Historically, IDPO was regarded as a condition with minimal symptoms and slow progression. A recent comprehensive nationwide retrospective study from Japan [4] revealed that the average age of onset for IDPO is relatively low, at 37 years, with 82% of cases occurring in nonsmokers. While most cases remain asymptomatic, 36% exhibit impaired pulmonary function at the time of diagnosis. Long-term follow-up chest CTs have shown progression of ossification lesions in most cases, with no cases demonstrating spontaneous regression. Approximately 30% of cases showed a decline in pulmonary function, thereby meeting the criteria for progressive fibrosing interstitial lung diseases [7].
Interstitial lung abnormalities (ILAs) are incidental findings on chest CT, characterized by non-dependent abnormalities in the lungs [8]. ILAs are associated with respiratory symptoms [9], decreased exercise capacity [10], reduced pulmonary function [11], and increased mortality [12]. Radiographic findings of lung calcifications account for 9% of ILAs [13]. In this case, the patient was referred to the previous hospital due to an abnormal shadow detected during a medical check-up.

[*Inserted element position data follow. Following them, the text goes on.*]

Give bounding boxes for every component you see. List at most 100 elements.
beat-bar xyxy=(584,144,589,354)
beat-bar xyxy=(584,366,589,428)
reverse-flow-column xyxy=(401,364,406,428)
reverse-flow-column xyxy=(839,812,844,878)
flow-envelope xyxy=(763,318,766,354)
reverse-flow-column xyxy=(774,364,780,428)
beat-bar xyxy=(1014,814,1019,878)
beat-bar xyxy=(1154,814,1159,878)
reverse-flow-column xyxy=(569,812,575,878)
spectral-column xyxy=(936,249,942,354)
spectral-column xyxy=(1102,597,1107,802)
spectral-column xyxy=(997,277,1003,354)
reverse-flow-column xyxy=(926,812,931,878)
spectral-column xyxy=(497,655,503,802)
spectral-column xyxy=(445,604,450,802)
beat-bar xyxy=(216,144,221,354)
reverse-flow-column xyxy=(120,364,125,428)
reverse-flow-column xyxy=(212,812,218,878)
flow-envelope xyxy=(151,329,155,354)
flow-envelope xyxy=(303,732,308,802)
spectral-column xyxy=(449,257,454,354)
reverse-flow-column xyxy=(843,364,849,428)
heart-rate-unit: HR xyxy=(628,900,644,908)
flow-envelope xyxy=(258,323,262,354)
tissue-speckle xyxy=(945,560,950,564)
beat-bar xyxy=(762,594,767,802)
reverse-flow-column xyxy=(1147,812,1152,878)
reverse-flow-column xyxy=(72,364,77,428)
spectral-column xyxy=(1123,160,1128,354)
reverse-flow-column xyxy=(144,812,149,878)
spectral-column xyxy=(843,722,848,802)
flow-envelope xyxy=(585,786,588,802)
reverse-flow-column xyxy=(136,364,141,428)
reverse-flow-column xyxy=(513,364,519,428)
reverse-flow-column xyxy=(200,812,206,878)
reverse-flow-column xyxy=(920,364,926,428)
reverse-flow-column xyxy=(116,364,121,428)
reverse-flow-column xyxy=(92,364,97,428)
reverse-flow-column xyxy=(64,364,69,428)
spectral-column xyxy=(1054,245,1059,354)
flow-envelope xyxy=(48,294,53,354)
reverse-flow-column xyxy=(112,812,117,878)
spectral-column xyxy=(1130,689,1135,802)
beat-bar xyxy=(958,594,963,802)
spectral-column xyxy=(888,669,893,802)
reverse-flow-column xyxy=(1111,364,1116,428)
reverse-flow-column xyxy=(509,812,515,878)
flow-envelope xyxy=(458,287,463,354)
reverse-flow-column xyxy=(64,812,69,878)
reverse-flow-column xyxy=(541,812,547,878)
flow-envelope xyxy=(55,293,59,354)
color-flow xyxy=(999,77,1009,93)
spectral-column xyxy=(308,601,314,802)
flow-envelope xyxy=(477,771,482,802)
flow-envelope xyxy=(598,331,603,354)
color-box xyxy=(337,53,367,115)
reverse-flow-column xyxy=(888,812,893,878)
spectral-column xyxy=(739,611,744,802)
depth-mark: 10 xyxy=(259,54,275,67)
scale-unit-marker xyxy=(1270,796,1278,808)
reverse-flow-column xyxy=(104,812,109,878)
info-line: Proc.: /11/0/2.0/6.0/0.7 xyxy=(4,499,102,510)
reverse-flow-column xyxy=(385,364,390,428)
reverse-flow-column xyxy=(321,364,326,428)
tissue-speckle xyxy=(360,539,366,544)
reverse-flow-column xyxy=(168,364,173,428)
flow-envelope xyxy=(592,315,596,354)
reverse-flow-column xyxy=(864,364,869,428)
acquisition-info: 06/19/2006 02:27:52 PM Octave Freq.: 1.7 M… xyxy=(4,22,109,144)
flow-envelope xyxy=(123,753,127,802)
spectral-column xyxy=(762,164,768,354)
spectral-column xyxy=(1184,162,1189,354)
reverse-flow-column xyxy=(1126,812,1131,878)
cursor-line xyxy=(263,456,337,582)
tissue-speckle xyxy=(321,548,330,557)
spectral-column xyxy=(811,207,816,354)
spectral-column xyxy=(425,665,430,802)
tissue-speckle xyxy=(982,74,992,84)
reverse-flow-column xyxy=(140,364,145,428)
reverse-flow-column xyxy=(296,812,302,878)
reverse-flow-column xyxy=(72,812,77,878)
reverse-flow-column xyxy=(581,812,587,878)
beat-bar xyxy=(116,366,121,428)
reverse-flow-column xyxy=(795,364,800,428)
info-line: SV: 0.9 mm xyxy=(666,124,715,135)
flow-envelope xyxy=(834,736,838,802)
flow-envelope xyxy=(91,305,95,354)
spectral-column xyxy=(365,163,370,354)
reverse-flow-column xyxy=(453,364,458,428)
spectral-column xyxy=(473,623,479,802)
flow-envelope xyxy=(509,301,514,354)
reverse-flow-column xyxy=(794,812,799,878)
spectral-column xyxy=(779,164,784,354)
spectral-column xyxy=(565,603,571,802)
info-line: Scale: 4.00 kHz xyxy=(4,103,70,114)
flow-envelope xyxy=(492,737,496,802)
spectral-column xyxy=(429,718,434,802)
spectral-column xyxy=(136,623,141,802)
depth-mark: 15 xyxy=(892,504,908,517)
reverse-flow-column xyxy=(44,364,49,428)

Histological examination is crucial for diagnosing IDPO owing to its progressive nature. While surgical lung biopsy (SLB) is useful for diagnosis [14,15], it may be avoided in asymptomatic cases of IDPO. Recently, TBLC has emerged as an alternative to SLB [16]. Notably, Sekimoto et al. reported a case of IDPO diagnosed by TBLC [17]. TBLC is less invasive than SLB [18] and allows for the collection of larger specimens than TBLB. Therefore, TBLC may be a promising method for diagnosing IDPO. Increased histological examination of IDPO may provide insights into the pathogenesis of pulmonary ossification and its underlying genetic factors.
Conclusions
In this report, we described the case of a patient with IDPO, which was diagnosed using TBLC. Some cases of IDPO are progressive, making histological diagnosis crucial. TBLC is a less invasive and effective method for diagnosing IDPO.